One of my favorite CEOs, Jack Welch had a goal for General Electric (GE) to become “the world’s most competitive enterprise.”  He knew that nothing short of a “revolution” would be needed to transform that dream into reality. 

“The model of business in corporate America in 1980 had not changed in decades. Workers worked, managers managed, and everyone new their place. Forms and approvals and bureaucracy ruled the day.” Welch’s self-proclaimed revolution meant waging war on GE’s old ways of doing things and reinventing the company from top to bottom.

Jack Welch is all about leadership, not management. Actually, he wanted to discard the term “manager” altogether because it had come to mean someone who “controls rather than facilitates, complicates rather than simplifies, acts more like a governor than an accelerator.” Welch has given great of thought to how to manage employees effectively so that they are as productive as possible. And he has come to a seemingly paradoxical view. The less managing you do the better off your company. Manage less to manage more.

Welch decided that GE’s leaders, who did too much controlling and monitoring, had to change their management styles. “Managers slow things down. Leaders spark the business to run smoothly, quickly. Managers talk to one another, write memos to one another. Leaders talk to their employees, talk with their employees, filling them with vision, getting them to perform at levels the employees themselves didn’t think possible. Then (and to Welch this is a critical ingredient) they simply get out of the way.” (Jack Welch and the GE Way, Robert Slater). 

I’m going to expand a bit on Mr. Welch’s philosophy and say that not only do we need leaders, but we need inspirational leaders. People do what they have to do for a manager, but they will do their best for an inspirational leader. 

To inspire you must both create resonance and move people with a compelling vision. You need embody what you ask of others, and be able to articulate a shared vision in a way that inspires others to act. Inspirational leadership is the key to success in today’s world.

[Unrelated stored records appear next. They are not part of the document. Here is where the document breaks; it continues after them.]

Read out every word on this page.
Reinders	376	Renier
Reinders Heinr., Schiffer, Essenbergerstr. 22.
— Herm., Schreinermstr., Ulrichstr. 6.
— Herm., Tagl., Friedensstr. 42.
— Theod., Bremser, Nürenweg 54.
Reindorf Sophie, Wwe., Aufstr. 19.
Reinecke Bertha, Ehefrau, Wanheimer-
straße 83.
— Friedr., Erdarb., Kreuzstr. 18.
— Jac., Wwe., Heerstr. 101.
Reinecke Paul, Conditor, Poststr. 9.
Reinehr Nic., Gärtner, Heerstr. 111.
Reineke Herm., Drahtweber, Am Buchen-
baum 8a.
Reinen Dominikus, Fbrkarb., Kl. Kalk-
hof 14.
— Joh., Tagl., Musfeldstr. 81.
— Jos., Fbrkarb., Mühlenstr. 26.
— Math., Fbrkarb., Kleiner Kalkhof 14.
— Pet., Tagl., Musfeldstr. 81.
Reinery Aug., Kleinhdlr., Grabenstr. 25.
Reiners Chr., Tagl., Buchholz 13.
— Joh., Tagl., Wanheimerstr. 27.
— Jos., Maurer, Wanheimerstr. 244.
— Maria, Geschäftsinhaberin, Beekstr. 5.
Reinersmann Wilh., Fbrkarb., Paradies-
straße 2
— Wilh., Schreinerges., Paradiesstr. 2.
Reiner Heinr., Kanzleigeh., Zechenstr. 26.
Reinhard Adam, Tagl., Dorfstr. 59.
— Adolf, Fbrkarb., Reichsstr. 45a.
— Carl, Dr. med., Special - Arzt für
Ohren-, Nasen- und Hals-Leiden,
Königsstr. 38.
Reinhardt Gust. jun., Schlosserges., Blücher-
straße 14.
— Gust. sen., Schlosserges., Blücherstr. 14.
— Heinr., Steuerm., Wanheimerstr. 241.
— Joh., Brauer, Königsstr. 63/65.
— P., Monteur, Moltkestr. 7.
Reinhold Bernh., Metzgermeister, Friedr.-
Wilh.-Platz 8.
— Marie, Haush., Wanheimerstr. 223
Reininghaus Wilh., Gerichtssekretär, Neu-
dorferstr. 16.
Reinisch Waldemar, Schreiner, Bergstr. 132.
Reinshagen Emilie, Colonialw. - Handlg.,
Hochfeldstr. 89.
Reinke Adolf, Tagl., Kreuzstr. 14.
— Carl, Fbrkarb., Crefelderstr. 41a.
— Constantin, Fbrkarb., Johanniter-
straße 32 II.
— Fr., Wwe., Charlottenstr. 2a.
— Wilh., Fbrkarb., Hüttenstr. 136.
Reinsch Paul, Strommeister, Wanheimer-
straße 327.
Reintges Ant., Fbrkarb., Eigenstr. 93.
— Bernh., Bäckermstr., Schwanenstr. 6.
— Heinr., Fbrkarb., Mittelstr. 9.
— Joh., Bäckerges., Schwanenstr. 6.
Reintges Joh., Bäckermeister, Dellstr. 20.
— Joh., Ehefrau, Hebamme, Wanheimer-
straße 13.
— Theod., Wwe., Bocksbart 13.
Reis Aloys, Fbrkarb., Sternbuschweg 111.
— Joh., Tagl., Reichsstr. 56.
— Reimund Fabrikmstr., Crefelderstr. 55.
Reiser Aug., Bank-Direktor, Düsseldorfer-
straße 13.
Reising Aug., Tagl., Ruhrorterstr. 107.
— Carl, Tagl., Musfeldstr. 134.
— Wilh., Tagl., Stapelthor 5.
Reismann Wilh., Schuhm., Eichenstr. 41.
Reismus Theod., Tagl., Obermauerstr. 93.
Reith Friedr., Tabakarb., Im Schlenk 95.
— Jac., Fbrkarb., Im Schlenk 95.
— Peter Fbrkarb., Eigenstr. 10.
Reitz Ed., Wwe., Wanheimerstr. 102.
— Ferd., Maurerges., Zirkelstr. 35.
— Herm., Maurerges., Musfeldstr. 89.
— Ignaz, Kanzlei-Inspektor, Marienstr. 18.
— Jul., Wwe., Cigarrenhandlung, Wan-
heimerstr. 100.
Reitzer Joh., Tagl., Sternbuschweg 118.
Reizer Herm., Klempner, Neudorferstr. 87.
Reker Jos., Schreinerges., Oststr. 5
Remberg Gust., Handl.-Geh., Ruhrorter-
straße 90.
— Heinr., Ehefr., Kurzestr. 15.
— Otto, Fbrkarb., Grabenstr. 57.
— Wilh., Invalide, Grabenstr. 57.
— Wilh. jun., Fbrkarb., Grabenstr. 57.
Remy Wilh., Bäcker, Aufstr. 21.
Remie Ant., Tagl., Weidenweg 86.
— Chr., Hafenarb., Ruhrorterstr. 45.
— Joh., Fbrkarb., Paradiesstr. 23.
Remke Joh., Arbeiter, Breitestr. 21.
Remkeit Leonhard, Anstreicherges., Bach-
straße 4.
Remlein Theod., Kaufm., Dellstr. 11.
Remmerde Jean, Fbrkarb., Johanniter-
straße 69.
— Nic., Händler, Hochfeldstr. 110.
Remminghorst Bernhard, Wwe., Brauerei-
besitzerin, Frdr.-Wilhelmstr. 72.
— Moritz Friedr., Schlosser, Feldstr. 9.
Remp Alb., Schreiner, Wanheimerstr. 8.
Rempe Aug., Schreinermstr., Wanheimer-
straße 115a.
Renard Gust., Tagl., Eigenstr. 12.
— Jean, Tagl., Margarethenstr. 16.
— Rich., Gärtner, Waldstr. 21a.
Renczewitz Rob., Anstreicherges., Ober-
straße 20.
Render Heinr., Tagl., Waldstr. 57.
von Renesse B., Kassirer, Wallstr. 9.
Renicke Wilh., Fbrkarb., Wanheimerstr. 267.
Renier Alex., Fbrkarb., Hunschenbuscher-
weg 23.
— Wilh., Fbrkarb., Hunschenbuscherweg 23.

Here are 10 characteristics of what I believe are needed in an Inspirational Leader:

  1. Provide an inspiring vision and strategic alignment with the goals of the organization.
  2. Help people connect their personal goals to business goals.
  3. Make relentless innovation your religion and evangelize it constantly.
  4. Encourage entrepreneurial creativity and experimentation.
  5. Involve everyone, empower and trust your employees.
  6. Coach and train your people to greatness.
  7. Build teams and promote teamwork diversity.
  8. Motivate, inspire, and energize people. Recognize achievements too. 
  9. Encourage risk taking. 
  10. Make your business fun and demonstrate passion in it.